– Позволишь ли ты поговорить с этим старым рабом?
   – Говори, почтенный путник.
   – Откуда ты родом, отец? – спросил у раба дервиш.
   – Издалека, из земли русской. Я жил у своего отца, рыбака, на берегу большой реки Волги, а по-здешнему ее называют Итиль. Меня еще мальчишкой захватили джигиты соседнего с нами суздальского князя. Князь по-нашему все равно что ваш хан или бек. Князья наши между собой воюют, и кто кого побьет, тот у побитого князя заберет в плен и мужиков, и баб, и девок, и детей. Затем князь всех продаст, как баранов, в чужеземную сторону. Так и меня и сестренку князь продал купцам булгарским, те отвезли в свой торговый город Биляр, на реке Каме, а оттуда всех пленных, и меня с ними, погнали через пустыню сюда, в Гургандж. А куда продали сестренку – не знаю. Давно это было. Вот и волосы у меня повисли белыми космами, как у старого козла, а все хотелось бы увидеть родной кишлак на высоком яру реки. Я научился говорить по-туркменски и по-персидски. Если бы не другие наши пленные, я бы совсем забыл нашу родную речь. С земляками иногда встретишься на базаре и словом своим перекинешься. Много их здесь ходят, звеня цепями.
   – Как же тебя зовут? – спросил дервиш.
   – Здесь меня зовут Саклаб, а наши пленные кличут по-прежнему: «дед Славка». Прости меня за смелое слово, – старик поклонился дервишу до земли, – я услышал, что ты ходишь по дальним странам и, как святой, можешь делать из медных дирхемов золотые динары. Так для тебя шуточное дело выкупить меня у моего хозяина. Выкупи меня, и стану я тебе служить верно и честно. Ведь ты, может быть, и в нашу сторону, к русским, пойдешь, тогда и меня возьмешь с собой.
   – Ты хочешь сманить моего раба? – сказал, нахмурившись, хозяин.

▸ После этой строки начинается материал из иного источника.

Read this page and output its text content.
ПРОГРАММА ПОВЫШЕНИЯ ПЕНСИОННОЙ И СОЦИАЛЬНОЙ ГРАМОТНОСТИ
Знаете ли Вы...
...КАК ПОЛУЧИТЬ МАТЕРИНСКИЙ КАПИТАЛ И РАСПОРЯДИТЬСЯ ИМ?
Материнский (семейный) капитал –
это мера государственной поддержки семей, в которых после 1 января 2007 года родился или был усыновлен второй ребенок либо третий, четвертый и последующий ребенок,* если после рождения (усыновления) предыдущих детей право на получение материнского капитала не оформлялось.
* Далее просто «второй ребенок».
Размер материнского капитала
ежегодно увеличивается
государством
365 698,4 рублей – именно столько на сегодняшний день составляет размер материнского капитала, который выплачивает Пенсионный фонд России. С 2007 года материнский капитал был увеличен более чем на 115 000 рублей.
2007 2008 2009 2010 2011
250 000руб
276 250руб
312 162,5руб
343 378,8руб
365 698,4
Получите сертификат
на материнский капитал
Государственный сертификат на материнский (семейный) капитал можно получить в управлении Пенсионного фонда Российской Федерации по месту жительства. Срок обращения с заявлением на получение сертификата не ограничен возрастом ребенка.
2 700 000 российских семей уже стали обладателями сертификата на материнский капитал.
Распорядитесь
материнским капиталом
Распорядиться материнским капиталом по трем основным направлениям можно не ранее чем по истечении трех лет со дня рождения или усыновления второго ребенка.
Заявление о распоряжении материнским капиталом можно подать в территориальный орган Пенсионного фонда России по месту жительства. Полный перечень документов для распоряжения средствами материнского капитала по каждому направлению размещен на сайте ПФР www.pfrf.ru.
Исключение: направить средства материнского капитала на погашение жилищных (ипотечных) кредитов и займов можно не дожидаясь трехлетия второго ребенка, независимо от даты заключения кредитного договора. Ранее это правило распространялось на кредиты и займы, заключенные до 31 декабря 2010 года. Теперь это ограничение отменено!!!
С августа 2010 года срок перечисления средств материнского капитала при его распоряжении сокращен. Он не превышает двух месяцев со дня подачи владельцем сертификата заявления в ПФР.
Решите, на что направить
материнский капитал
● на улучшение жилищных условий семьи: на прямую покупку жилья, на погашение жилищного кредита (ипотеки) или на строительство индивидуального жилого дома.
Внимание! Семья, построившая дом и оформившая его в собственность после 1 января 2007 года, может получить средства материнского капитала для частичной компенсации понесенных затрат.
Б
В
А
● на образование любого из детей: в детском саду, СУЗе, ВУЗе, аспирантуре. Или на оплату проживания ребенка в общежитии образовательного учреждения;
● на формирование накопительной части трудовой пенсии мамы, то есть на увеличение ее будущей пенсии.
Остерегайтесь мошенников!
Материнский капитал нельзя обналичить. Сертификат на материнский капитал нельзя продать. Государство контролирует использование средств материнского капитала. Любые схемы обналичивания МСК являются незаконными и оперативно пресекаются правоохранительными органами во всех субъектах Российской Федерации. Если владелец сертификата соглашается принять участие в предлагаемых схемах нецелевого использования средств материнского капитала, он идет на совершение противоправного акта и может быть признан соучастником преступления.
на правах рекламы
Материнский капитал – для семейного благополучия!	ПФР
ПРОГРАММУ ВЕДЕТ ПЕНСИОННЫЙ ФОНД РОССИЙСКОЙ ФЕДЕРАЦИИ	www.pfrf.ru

   – Где мне думать о рабе, – сказал дервиш. – Я сам живу бедняком и питаюсь пригоршней пшена, если его подаст щедрая рука.

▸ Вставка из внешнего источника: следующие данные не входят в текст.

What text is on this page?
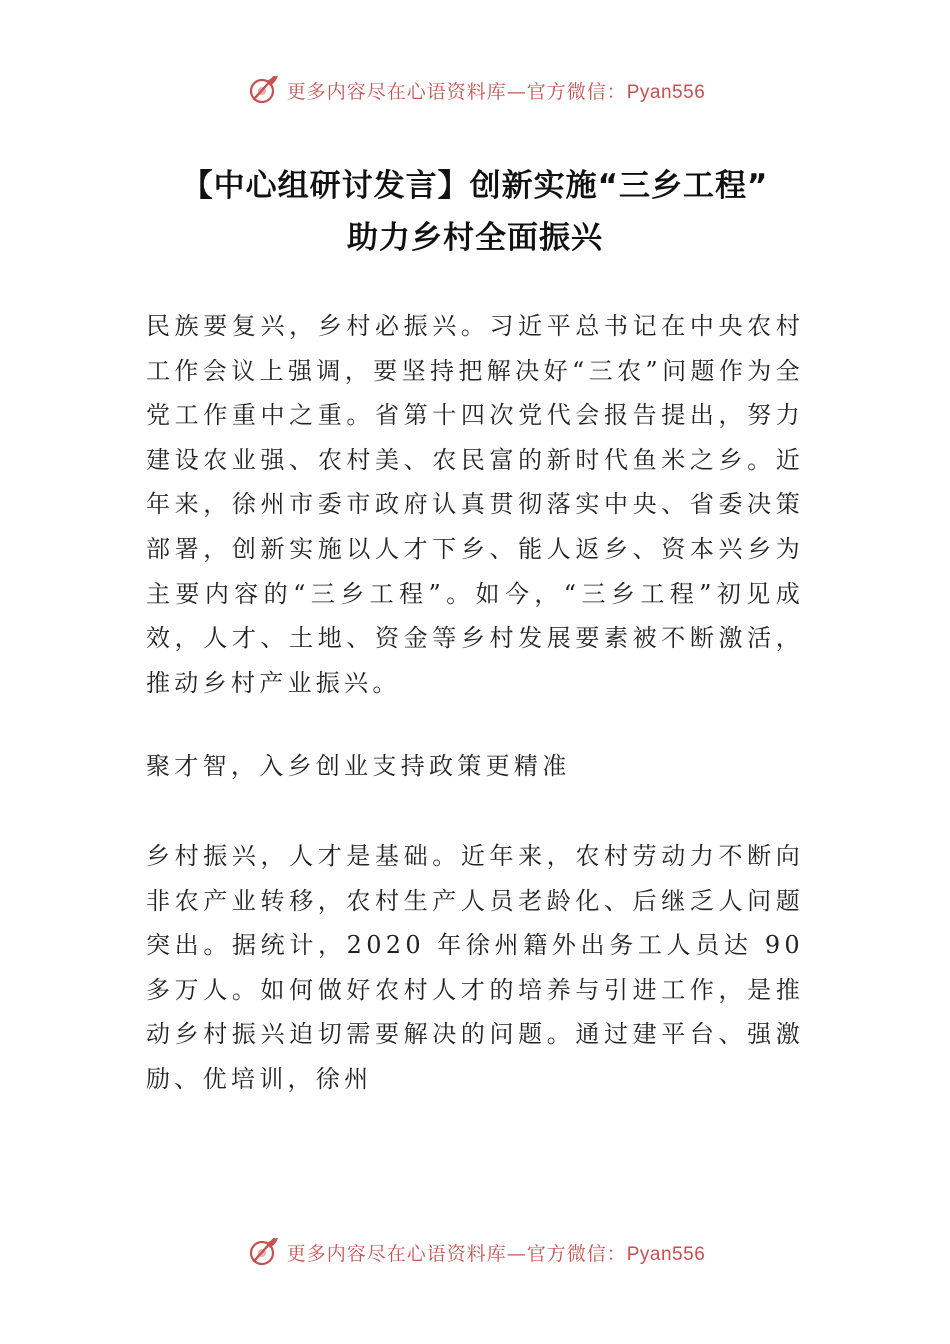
更多内容尽在心语资料库—官方微信：Pyan556
【中心组研讨发言】创新实施“三乡工程”
助力乡村全面振兴
民族要复兴，乡村必振兴。习近平总书记在中央农村工作会议上强调，要坚持把解决好“三农”问题作为全党工作重中之重。省第十四次党代会报告提出，努力建设农业强、农村美、农民富的新时代鱼米之乡。近年来，徐州市委市政府认真贯彻落实中央、省委决策部署，创新实施以人才下乡、能人返乡、资本兴乡为主要内容的“三乡工程”。如今，“三乡工程”初见成效，人才、土地、资金等乡村发展要素被不断激活，推动乡村产业振兴。
聚才智，入乡创业支持政策更精准
乡村振兴，人才是基础。近年来，农村劳动力不断向非农产业转移，农村生产人员老龄化、后继乏人问题突出。据统计，2020 年徐州籍外出务工人员达 90 多万人。如何做好农村人才的培养与引进工作，是推动乡村振兴迫切需要解决的问题。通过建平台、强激励、优培训，徐州
更多内容尽在心语资料库—官方微信：Pyan556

   – Верно, здесь, на далекой чужбине, мне придется сложить голову, – пробормотал, вздохнув, Саклаб и громко сказал: – Просим милости попробовать нашего достархана![41] – Осторожно ступая по ковру, он поднес медный таз и узорчатый кувшин с водой.
   Мирза-Юсуф и дервиш омыли над тазом руки, вытерли их расшитым полотенцем и молча приступили к еде. Когда дервиш перепробовал от всех блюд, он произнес учтивые слова благодарности и попросил позволения удалиться.

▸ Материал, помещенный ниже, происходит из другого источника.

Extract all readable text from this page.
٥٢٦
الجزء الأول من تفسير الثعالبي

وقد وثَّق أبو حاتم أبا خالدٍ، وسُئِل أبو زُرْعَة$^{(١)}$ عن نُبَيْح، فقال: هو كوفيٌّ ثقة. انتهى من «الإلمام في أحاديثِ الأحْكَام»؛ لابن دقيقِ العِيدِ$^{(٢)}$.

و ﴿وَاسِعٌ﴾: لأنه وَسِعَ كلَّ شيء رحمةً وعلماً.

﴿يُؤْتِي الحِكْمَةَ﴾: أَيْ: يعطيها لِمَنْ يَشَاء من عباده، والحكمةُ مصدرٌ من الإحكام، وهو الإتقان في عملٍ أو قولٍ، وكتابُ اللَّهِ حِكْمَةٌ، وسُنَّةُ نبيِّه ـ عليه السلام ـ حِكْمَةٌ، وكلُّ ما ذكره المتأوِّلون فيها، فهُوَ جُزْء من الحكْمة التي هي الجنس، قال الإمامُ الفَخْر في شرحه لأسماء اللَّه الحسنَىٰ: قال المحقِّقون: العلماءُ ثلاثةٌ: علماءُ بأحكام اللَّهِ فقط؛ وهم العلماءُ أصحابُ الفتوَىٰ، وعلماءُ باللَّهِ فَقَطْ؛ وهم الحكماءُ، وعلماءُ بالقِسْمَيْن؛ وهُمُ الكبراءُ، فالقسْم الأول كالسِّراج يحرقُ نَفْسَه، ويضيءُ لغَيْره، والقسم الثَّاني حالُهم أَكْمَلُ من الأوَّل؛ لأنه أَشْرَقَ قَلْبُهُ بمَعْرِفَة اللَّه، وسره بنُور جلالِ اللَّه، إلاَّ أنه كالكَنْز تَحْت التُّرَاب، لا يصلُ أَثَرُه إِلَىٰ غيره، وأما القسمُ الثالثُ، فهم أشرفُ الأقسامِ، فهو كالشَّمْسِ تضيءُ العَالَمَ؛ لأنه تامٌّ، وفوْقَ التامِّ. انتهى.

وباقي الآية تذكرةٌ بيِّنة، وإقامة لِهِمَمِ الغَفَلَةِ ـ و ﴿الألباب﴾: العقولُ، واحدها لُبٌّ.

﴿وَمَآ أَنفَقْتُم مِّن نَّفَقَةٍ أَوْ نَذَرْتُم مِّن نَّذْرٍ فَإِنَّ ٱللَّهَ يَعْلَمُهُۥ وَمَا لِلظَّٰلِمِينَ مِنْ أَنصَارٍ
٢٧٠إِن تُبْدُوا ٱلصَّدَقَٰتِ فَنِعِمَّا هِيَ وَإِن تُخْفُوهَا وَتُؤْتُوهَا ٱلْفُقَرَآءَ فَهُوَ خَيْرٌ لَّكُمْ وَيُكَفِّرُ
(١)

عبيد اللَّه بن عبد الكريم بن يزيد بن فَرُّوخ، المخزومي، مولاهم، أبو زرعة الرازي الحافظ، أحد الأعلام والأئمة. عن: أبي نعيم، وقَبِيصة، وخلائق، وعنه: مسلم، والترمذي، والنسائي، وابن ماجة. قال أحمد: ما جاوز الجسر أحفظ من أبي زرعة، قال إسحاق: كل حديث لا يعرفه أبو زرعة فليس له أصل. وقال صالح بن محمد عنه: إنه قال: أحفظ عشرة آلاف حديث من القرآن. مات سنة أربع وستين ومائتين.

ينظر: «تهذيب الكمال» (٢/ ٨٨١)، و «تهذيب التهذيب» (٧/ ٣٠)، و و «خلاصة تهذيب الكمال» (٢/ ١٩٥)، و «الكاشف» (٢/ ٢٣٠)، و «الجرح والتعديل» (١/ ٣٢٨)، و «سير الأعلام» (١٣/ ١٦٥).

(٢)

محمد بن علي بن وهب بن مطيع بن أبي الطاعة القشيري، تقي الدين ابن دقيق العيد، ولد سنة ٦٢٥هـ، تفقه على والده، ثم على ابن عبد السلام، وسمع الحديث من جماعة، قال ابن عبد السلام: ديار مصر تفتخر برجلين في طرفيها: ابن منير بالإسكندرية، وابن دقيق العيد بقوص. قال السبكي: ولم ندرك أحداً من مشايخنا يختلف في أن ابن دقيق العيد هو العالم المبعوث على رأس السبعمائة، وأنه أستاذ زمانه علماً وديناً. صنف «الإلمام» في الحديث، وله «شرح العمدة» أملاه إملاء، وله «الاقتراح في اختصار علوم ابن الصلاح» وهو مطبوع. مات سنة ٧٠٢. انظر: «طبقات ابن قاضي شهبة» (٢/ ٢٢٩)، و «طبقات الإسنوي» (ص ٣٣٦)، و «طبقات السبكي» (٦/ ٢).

   На пустынной улице он долго стоял в тени дерева и смотрел на старую калитку.
   «Мне не придется больше увидеть этот дом, где добрый старик когда-то учил меня держать тростниковое перо и писать первые буквы. Я не пожалел для него моего единственного золотого динара, чтобы только подольше побыть с ним и слышать его родной и близкий мне голос… А теперь снова в путь!»
 
   Мирза-Юсуф долго смотрел на дверь, за которой скрылся странный гость. Вошла Бент-Занкиджа и сказала:
   – Мой добрый дедушка Мирза-Юсуф! В сердце моем змейкой вьется мысль, что этот дервиш Хаджи Рахим аль Багдади очень похож на убежавшего нашего вольнодумца Абу-Джафара, только он оброс бородой, почернел от зноя и тебе трудно в нем узнать прежнего мальчика…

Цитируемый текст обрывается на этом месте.